Blog-Peter Williams-Aotearoa

by Peter Williams

It was a good try but Winston, you’re at least five years too late, possibly much longer.

The New Zealand First leader made a not so subtle point during Question Time this week when responding to a query from an opposition MP about a UN oceans conference in France.

The question referred to Aotearoa-New Zealand. Peters replied that he had attended the conference but that “no such country turned up, nor is such a country a member of the United Nations.”

For this he was rebuked by Speaker Gerry Brownlee who pointed out that Peters had travelled the world as Foreign Minister on a passport for both Aotearoa and New Zealand, that Aotearoa now features on our bank notes and that the Geographic Board includes Aotearoa in its official name.

All of which is true.

But how did that happen? How is it that Aotearoa appears on both our passports and bank notes? These are, by some distance, the most important of official government documents.

Seventy percent of us have a passport and while many live a life through EFTPOS, Paywave and bank transfers, most of us would touch a $5 or $10 note more than any other piece of government documentation.

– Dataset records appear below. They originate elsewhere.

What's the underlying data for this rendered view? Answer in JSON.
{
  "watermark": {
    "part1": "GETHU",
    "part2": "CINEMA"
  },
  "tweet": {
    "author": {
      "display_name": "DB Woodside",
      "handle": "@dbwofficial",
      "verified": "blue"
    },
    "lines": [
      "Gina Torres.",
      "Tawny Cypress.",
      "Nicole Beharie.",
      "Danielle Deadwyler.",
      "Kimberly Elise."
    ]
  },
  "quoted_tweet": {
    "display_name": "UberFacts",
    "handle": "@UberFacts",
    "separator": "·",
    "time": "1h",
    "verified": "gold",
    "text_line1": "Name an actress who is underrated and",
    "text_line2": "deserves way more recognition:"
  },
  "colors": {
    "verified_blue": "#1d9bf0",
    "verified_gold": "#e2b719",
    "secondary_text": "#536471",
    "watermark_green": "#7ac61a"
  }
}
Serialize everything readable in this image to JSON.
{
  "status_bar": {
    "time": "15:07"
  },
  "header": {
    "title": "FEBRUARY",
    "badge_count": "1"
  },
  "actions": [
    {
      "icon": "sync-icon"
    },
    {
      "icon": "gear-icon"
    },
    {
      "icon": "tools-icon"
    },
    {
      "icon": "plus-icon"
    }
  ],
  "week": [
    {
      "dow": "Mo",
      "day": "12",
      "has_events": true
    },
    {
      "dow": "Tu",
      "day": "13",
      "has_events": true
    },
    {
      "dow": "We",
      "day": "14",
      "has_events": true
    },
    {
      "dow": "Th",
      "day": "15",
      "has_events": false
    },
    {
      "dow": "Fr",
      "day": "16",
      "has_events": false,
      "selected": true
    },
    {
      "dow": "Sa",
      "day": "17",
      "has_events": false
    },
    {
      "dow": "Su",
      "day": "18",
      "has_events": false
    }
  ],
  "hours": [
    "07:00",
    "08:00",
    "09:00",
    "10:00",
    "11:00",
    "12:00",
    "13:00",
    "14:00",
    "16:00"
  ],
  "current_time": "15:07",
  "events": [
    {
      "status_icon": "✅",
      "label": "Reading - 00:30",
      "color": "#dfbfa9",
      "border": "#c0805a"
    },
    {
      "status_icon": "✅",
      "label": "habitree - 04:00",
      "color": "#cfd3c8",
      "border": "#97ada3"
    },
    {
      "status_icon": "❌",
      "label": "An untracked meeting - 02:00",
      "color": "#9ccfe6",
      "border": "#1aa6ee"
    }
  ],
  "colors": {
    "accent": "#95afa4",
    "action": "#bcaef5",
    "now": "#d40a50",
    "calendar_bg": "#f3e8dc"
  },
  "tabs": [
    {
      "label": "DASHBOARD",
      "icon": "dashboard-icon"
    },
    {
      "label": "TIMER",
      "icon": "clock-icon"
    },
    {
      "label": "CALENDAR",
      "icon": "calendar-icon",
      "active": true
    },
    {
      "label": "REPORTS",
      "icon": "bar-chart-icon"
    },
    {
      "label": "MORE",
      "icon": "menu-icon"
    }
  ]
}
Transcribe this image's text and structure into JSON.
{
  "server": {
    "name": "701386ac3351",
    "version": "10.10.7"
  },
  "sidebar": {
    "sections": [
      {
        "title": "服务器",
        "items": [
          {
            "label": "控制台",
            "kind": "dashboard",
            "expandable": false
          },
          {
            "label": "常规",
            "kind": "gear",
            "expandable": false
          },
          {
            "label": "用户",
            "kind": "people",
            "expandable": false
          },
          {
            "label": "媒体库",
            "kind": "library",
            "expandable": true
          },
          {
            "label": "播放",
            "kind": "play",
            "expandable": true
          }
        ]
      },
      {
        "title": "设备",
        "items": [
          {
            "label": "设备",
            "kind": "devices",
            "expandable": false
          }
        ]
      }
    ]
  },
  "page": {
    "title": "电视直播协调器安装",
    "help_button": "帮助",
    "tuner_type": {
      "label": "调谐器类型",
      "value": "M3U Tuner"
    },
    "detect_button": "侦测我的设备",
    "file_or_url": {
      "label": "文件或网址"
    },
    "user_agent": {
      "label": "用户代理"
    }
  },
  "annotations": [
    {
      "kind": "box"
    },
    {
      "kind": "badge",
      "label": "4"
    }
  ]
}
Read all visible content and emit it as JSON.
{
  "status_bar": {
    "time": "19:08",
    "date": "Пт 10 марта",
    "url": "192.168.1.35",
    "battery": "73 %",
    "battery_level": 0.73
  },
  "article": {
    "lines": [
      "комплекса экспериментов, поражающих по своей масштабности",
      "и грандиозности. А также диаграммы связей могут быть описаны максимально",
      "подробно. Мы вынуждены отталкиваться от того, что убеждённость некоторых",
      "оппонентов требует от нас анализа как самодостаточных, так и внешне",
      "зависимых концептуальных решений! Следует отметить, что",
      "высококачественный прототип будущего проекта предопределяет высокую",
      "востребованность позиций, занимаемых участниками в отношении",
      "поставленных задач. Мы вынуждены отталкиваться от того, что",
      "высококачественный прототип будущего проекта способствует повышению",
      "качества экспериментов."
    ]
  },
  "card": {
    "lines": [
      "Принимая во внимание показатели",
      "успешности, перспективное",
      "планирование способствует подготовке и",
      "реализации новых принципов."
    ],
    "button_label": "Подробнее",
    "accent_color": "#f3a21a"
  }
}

Here are the important questions.

Was there ever a government or parliamentary directive to include Aotearoa on passports and bank notes?

Or was it a decision from deep inside the bureaucracy?

Were we as users ever consulted?

Why was it deemed important to have this name included?

Answers are, to say the least, difficult to find.

Some reports say Aotearoa first appeared on our passports from 2005 when the Department of Internal Affairs introduced the biometric versions. Others suggest it came in 2011 when the National Party was governing with support from the Māori Party of Pita Sharples and Tariana Turia.

From memory Aotearoa originally only appeared on the inside pages of the documents. But since 2021 the front cover has included Uruwhenua Aotearoa above New Zealand Passport.

The etymology of uruwhenua is intriguing. If whenua means land and uru means either hair, a northwest direction or entering or going to a place, then translating uruwhenua to passport is quite the stretch!

But then te reo is a language with barely 200 years of written history so inventing and introducing new words has been part of its evolution for two centuries.

However, the main point is that the most official and important document a New Zealand citizen can obtain and own had its very core function – the identification of one’s country – added to and changed at some stage in the last twenty years without any consultation with those people who own them, the citizens. The change happened before our eyes with barely a murmur. We weren’t asked if we wanted the change. We weren’t told it had happened until the new passport arrived in the mail.

Considering that for a period earlier this century passports had to be re-issued every five years, it’s quite extraordinary that nobody bothered to pay much attention to the alternative or additional name of the country the document was issued for.

But it’s worth considering the time of the change, either 2005 or 2011. The country was not being wracked by a bureaucracy-led Maorification of the way we operate. When those new passports arrived fifteen or twenty years ago with an alternative name for this land we call home, we probably thought that it was, well, kind of cute.

The name on the passport was, on reflection, the start of it. Then came the bank notes in 2015 and the Ardern government put the pedal to the floor with virtually every piece of legislation, especially the Public Service Act and Education and Training Act of 2020, containing sections requiring understanding and implementation of Māori perspectives.

So now we have what we have today. A nation which is struggling with its most basic question. What is our name?

The stealth of the last two decades has been allowed to occur because as a people we have been too laconic, too lackadaisical and too focused on getting on with life. We haven’t paid enough attention to the way the country’s governing structures are slowly and inexorably being changed.

Winston Peters has seen it happen and has been trying to stop the flood. Sadly he’s been run over by the bureaucracy and the parties of the left.

His comments in Question Time this week were a good try. Maybe he should introduce a Member’s Bill to have the word Aotearoa removed from our passports.

Or maybe he should just get the people to answer the simple question – do you want your country to be named, or part named, Aotearoa ?

A referendum at next year’s election could settle the matter.